A coloured plan of a weir in the Arno two miles east of Florence, showing damage to the embankment caused by the flow of water through the weir, with notes in conventional (not mirror) writing. Melzi's number 168.
This exquisite map dates from a period during which Leonardo was employed by the government of the Florentine republic on a variety of tasks, many of an engineering, cartographic or architectural nature. During the summer of 1504 he was apparently instructed to survey stretches of the river Arno east and west of Florence. The Arno is a mountain torrent, low in the summer (which allowed Leonardo to survey its bed during July and August) but prone to flooding during the autumn rains and spring thaw, and the banks of the river required continual maintenance. In the compilation of Leonardo's papers known as the Codex Arundel (London, British Library) are several pages of sketches and measurements done on the spot, together with records of living expenses incurred while on site. From those measurements Leonardo constructed schematic maps of the two areas, transferred the dimensions to ‘fair copies’, delicately coloured the maps with green and blue washes, and added notes identifying mills, the sizes of sandbanks and so on.
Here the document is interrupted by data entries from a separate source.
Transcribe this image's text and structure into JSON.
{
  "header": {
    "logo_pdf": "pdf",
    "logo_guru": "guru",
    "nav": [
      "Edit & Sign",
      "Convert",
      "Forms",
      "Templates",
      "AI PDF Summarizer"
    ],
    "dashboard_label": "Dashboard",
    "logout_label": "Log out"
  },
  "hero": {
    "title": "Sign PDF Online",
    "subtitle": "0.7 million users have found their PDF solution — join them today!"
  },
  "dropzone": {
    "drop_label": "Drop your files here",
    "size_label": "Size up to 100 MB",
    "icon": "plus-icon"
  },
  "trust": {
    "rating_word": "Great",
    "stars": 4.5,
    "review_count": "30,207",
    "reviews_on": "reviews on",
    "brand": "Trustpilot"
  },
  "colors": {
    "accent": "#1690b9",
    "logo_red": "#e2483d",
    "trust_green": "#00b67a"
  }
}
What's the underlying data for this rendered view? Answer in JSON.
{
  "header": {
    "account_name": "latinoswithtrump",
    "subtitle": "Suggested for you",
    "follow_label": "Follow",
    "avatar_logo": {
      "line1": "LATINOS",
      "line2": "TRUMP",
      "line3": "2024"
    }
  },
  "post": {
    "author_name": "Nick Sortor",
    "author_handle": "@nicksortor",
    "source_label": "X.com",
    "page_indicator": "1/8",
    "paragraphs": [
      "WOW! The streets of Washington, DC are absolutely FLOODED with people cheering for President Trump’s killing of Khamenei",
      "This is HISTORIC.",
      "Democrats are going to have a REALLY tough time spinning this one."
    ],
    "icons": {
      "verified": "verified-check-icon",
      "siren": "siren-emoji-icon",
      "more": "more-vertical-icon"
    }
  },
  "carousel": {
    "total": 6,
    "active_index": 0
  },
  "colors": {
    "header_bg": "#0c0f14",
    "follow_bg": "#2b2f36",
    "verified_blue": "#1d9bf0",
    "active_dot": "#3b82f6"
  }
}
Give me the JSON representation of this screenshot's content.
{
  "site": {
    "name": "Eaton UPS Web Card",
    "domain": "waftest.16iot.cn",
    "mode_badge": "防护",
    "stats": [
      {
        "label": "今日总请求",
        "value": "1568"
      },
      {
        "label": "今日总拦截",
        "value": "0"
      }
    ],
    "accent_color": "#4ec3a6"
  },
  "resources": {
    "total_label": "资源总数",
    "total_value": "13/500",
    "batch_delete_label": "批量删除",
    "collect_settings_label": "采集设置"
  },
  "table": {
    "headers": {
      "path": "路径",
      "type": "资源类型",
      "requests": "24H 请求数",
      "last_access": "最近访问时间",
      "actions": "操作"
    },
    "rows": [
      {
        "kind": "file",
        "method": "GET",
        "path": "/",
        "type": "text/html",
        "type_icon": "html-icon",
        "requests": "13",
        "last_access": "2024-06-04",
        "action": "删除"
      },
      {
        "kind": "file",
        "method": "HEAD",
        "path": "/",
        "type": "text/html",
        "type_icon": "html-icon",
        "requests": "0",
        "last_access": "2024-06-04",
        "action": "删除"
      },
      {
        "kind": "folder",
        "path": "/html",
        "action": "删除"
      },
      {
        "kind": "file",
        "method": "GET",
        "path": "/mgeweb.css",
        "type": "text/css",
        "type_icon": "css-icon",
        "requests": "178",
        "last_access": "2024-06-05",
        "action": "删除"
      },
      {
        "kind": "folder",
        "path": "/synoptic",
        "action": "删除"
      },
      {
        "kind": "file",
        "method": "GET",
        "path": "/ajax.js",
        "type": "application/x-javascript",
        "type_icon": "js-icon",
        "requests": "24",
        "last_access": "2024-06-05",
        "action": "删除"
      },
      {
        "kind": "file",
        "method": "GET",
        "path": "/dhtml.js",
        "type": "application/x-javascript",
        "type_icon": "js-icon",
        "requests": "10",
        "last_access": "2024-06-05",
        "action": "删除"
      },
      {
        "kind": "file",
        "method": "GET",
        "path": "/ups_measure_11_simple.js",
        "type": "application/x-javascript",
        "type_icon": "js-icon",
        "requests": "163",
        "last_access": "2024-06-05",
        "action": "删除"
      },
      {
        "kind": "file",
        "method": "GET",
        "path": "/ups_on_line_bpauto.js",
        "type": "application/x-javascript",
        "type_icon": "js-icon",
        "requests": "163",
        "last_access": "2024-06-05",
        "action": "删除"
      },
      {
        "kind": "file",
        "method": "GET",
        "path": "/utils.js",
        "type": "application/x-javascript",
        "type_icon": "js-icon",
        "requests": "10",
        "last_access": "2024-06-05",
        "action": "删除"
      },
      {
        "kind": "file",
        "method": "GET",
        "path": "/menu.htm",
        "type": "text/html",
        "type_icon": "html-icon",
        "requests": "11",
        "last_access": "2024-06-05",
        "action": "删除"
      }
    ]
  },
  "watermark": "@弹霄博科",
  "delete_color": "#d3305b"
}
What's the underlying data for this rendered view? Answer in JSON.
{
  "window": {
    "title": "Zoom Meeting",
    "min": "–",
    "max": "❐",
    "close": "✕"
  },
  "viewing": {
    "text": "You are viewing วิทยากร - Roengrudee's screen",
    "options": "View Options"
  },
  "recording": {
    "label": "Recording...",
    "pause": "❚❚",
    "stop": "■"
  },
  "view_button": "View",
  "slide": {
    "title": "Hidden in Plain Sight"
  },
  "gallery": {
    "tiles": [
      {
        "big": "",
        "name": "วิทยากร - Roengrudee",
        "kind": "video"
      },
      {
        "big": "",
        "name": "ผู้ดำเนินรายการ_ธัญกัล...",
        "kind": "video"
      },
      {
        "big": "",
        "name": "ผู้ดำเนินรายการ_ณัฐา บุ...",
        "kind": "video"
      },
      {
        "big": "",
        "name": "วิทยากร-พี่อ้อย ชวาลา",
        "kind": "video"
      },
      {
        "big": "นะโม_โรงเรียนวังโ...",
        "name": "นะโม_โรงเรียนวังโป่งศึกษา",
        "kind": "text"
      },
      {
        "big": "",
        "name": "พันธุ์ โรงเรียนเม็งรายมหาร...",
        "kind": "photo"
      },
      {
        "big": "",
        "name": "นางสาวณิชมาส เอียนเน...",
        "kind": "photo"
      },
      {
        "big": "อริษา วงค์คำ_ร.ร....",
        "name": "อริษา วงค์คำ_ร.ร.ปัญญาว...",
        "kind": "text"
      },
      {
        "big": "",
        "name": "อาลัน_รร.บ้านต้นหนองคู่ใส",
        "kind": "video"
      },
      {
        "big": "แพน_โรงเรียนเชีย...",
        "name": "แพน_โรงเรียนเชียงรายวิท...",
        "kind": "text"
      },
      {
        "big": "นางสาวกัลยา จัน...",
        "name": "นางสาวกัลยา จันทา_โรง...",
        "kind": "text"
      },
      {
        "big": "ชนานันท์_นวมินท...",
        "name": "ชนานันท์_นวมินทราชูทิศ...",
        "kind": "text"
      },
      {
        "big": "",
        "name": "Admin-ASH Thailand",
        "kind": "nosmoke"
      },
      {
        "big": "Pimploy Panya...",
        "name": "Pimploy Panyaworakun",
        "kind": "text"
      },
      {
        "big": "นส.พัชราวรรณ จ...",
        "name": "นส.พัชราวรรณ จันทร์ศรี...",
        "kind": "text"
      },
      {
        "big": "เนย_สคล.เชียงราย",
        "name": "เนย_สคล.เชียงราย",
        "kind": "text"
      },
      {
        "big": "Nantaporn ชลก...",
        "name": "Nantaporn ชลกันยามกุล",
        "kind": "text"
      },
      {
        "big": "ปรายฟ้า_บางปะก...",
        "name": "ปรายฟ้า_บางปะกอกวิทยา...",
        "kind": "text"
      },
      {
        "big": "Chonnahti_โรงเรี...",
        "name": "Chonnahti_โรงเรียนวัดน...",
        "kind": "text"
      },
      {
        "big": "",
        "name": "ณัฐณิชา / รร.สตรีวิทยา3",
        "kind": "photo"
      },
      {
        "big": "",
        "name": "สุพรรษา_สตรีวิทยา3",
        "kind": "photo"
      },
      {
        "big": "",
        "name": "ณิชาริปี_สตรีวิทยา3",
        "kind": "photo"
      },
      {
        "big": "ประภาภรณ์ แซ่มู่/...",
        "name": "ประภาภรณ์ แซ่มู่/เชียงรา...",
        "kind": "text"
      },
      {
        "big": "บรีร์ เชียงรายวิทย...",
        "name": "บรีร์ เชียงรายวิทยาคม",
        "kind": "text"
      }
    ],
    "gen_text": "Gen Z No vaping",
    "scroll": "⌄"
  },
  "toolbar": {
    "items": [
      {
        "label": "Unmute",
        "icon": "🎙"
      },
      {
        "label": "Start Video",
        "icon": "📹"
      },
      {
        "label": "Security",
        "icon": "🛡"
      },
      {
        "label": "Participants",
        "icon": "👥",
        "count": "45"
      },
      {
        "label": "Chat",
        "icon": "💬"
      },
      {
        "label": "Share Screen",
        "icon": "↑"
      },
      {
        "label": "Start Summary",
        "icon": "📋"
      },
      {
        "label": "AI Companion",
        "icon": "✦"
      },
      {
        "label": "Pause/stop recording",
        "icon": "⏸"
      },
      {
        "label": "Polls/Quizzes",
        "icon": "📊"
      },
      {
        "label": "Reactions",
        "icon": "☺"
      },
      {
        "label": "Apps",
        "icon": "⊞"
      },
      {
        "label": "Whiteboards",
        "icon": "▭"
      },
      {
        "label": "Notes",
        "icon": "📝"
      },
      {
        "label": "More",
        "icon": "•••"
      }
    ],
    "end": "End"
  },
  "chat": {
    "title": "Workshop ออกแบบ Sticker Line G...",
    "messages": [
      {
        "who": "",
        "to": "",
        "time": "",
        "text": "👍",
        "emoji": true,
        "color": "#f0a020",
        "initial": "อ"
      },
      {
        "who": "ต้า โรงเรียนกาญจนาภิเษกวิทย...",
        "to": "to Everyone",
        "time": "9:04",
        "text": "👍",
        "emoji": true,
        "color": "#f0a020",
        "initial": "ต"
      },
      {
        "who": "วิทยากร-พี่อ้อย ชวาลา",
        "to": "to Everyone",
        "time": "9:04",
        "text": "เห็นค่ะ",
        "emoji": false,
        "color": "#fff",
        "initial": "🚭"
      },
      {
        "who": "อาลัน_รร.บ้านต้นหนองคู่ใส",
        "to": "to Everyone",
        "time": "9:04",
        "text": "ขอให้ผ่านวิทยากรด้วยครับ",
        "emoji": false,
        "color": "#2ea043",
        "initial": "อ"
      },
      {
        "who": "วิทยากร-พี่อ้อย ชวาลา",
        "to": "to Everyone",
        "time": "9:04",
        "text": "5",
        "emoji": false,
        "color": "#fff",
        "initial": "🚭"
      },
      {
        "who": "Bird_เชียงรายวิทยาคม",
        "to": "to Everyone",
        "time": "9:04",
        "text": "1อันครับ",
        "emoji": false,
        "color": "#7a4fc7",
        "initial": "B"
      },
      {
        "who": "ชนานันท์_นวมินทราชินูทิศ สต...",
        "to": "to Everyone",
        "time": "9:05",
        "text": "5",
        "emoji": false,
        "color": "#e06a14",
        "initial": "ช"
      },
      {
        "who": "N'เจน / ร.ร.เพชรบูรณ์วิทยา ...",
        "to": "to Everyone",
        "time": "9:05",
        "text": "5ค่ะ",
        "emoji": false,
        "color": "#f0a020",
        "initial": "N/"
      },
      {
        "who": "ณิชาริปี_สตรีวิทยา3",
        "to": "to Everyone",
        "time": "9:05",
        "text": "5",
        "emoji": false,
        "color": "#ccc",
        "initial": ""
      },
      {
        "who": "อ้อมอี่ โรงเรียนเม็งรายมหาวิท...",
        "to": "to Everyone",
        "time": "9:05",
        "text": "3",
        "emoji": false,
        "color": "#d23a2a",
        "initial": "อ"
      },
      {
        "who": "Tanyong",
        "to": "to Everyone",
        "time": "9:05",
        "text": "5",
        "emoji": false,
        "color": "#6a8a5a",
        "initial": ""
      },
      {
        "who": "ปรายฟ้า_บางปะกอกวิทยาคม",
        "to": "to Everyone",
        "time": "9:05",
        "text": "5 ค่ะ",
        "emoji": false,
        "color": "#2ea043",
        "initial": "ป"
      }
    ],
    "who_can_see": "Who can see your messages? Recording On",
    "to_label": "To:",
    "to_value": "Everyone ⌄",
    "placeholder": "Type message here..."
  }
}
The present map is an enlarged detail of the lower part of Leonardo's survey map of the river to the east of Florence. South is to the top; at the far left (east) of the sheet is a schematic depiction of a chain ferry, at the point where the main railway line south from Florence now crosses the Arno. The focus of the sheet is the damage caused by the waters passing through a two-stage weir and striking the embankment. Two sections of damage are recorded, the first a result of the immediate impact of the current, and the second – as Leonardo implies in the drawing – caused by the subsequent refraction of the energy of this current, curving back into the riverbank a hundred metres away further downstream. A weir is still to be found at that point in the Arno, though in a different orientation, and the river has been embanked to create a much more regular channel.